In practice, to simplify the logic, dx_probe()
is always restarted after growing of htree.
Htree-lock can provide private fields to store extra information. For example, block-0 (root block of the directory) can be cached. Subsequent threads entering the same directory will not have to search the block again. This will save time and in some cases a slot in buffer LRU cache. This feature is optional as it is unknown what the performance benefit will be in practice and it may increase overhead of single thread use-case.
Define configurable parameters available in the feature.
New module parameter for ldiskfs:
A proc entry “ldiskfs_pdo” will be provided to osd-ldiskfs so user can turn on/off PDO without reloading moudules.
Options for buffer LRU size in kernel config file: 8, 16, 32, default will be 16 instead of 8.
A new parameter @hlock
will be added to a couple of exported ldiskfs/ext4 APIs:
int ldiskfs_add_entry(handle_t \*handle, struct dentry \*dentry, struct inode \*inode, htree_lock_t \*hlock); |
struct buffer_head * ldiskfs_find_entry(struct inode \*dir, const struct qstr \*d_name, struct ext4_dir_entry_2 \*\* res_dir, htree_lock_t \*hlock); |
The new parameter is a thread htree-lock handle created in osd-ldiskfs.

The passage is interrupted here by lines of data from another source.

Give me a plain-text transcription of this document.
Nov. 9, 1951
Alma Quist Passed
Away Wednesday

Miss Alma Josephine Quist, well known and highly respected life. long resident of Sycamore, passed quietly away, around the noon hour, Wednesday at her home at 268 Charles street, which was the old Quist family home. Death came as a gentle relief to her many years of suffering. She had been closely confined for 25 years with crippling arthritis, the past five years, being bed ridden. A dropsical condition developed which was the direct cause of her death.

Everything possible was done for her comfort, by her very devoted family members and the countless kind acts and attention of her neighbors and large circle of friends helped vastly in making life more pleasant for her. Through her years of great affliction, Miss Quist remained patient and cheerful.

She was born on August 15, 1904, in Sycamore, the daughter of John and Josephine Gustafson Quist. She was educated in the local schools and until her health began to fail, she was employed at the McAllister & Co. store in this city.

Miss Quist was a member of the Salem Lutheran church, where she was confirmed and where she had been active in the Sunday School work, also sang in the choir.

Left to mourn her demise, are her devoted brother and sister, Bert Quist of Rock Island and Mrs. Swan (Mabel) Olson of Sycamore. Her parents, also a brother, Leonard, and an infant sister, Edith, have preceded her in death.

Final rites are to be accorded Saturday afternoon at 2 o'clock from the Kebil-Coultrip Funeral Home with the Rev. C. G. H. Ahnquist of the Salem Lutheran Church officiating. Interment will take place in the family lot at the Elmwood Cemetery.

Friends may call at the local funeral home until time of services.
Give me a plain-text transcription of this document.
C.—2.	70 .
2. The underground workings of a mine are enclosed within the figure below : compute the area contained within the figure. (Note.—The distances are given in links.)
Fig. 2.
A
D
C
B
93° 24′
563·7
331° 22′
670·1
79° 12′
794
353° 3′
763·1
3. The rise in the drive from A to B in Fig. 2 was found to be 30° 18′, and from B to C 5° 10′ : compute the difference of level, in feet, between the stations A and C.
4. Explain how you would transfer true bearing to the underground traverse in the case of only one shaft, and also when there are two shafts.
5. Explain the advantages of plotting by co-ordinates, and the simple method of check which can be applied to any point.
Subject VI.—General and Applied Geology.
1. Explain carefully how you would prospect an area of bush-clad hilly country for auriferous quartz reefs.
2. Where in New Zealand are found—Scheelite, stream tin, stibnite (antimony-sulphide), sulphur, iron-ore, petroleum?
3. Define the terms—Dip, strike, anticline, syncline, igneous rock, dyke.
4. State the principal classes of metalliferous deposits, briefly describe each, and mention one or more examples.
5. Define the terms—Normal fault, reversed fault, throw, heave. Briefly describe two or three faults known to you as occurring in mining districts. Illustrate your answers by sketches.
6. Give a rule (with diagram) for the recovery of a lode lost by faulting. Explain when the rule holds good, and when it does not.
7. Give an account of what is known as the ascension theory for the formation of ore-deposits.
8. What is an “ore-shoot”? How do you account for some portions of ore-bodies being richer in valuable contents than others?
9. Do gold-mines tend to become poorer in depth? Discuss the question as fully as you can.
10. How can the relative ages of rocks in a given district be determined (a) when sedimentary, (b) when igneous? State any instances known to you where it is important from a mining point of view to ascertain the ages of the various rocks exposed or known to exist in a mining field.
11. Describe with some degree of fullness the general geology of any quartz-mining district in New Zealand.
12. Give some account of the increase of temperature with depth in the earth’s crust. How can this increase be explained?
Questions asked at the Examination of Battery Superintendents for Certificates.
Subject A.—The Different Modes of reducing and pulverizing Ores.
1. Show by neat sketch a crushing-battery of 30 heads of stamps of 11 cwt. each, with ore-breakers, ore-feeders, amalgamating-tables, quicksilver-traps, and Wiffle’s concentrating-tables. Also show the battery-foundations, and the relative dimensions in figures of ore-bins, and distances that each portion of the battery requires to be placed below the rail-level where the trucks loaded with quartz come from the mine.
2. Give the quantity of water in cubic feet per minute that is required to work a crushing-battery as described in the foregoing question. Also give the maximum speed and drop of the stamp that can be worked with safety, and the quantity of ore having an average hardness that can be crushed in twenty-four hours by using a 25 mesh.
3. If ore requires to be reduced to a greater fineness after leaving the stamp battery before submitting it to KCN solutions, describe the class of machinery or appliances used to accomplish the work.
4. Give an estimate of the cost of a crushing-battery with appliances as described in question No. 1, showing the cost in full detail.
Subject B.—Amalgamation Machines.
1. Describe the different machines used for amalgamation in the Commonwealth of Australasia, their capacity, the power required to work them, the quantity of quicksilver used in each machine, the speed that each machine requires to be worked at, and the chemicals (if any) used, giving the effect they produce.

If these APIs are called from VFS, @hlock
should be NULL and ldiskfs will assume that PDO is off and protection comes from semaphore. All operations on @hlock should be NOOP in that case.
N/A
Htree-lock is more expensive lock than regular rw-semaphore or mutex. Single threaded operations will likely have higher overheads while using htree-lock - although multiple threads have better concurrency. It is unlikely to be a significant resource drain because locking overhead is just a tiny part relative to other processing of creating/removing a file over Lustre server stack.